Además, después de haber salido ayer, no creo que sea prudente madrugar hoy, no vaya a ser que el cuerpo se resienta luego. Y, de este forma, es como nos da el mediodía tranquilamente, sin prisas.
Esta noche volaremos a Svalbard. Sí, esa isla que está en el norte, demasiado al norte, y donde los osos polares campan a sus anchas. El vuelo es a las diez y media de la noche, así que tenemos todo el día para tranquilizar el apetito voraz de esta mañana.
Tres cosas más para visitar en Oslo: la exposición sobre Munch que hacen este año (¡mierda, cierra en media hora!), el ayuntamiento de la ciudad, y la fortaleza que está justo detrás de éste último. Aunque lo mejor es ver como los japoneses se entretienen tranquilamente con sus cámaras mientras el diluvio universal parece inundar la ciudad. Y justo ahí, en el preciso momento en el que el autobús de los japoneses llegaba, dejó de llover y salió en sol.
- ¿Qué te parece si vamos a este restaurante etíope que pone la guía? Tiene buena pinta y es de los más baratos. Está junto a la estación de trenes.
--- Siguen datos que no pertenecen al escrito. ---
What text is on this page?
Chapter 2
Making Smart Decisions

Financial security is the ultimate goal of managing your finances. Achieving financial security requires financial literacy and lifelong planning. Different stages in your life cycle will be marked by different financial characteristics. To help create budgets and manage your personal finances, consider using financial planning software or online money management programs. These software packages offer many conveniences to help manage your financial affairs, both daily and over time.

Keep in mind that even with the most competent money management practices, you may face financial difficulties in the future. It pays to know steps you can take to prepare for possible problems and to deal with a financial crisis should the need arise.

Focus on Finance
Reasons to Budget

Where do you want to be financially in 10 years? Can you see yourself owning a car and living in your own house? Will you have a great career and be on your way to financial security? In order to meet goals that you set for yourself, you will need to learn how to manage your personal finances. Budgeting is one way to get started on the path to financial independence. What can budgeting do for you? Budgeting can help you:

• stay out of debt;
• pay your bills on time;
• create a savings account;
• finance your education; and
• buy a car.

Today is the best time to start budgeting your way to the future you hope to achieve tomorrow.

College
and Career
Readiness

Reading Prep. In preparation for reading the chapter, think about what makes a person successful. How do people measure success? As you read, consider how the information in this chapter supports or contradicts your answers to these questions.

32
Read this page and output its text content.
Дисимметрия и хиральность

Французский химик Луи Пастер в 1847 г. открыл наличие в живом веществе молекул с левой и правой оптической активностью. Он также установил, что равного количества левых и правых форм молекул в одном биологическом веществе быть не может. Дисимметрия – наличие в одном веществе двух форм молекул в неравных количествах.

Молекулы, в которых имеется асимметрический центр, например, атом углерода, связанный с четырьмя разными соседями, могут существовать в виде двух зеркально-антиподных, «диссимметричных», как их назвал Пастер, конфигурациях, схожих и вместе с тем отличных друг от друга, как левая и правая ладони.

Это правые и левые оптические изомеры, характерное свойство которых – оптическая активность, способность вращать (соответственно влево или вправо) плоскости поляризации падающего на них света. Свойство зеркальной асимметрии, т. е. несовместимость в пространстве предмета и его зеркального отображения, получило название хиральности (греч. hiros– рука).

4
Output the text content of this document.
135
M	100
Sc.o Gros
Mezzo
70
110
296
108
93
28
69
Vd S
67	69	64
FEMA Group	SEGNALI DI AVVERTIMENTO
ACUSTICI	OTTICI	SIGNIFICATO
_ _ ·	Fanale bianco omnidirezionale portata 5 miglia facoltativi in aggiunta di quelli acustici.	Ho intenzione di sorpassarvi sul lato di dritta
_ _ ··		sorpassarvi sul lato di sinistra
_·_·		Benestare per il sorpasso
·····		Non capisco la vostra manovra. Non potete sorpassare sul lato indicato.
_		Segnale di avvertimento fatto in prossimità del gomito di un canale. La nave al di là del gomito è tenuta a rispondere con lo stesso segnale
Nota: Cuando alguien os diga que algo está junto a la estación de trenes poneros en la peor situación, es el consejo de la experiencia.
Bueno, igual me trago mi consejo, este restaurante parece que está en el centro comercial junto a la estación, esto por lo menos garantizará unos mínimos.
- Anda, ¿y esas cintas de la policía en la puerta del restaurante por qué serán?… ¿Y esas flores?… ¿y esa foto?… ¡No me digas que han matado a alguien aquí dentro! –comento para mí mismo.
Pues sí, una semana antes. Restaurante precintado.
- Y decía yo… Hemos pasado una hamburguesería que no tenía mala pinta… Si algo tiene que matarnos, mejor que sean grasas poliinsaturadas y que lo hagan poco a poco ¿no?
Y así es como acabamos comiendo una de las mejores hamburguesas que hemos conocido nunca, y al lado de una estación de trenes.
Nos ha escrito un alemán para decirnos que podemos dejar el coche en su garaje el tiempo que estemos en Svalbard, mira que majete. Así que nada, nos tomamos un té con este simpático chaval agobiado por las noches invernales que llegarán en un par de meses, y nos dirigimos al aeropuerto. La aventura en Svalbard empezará en breve.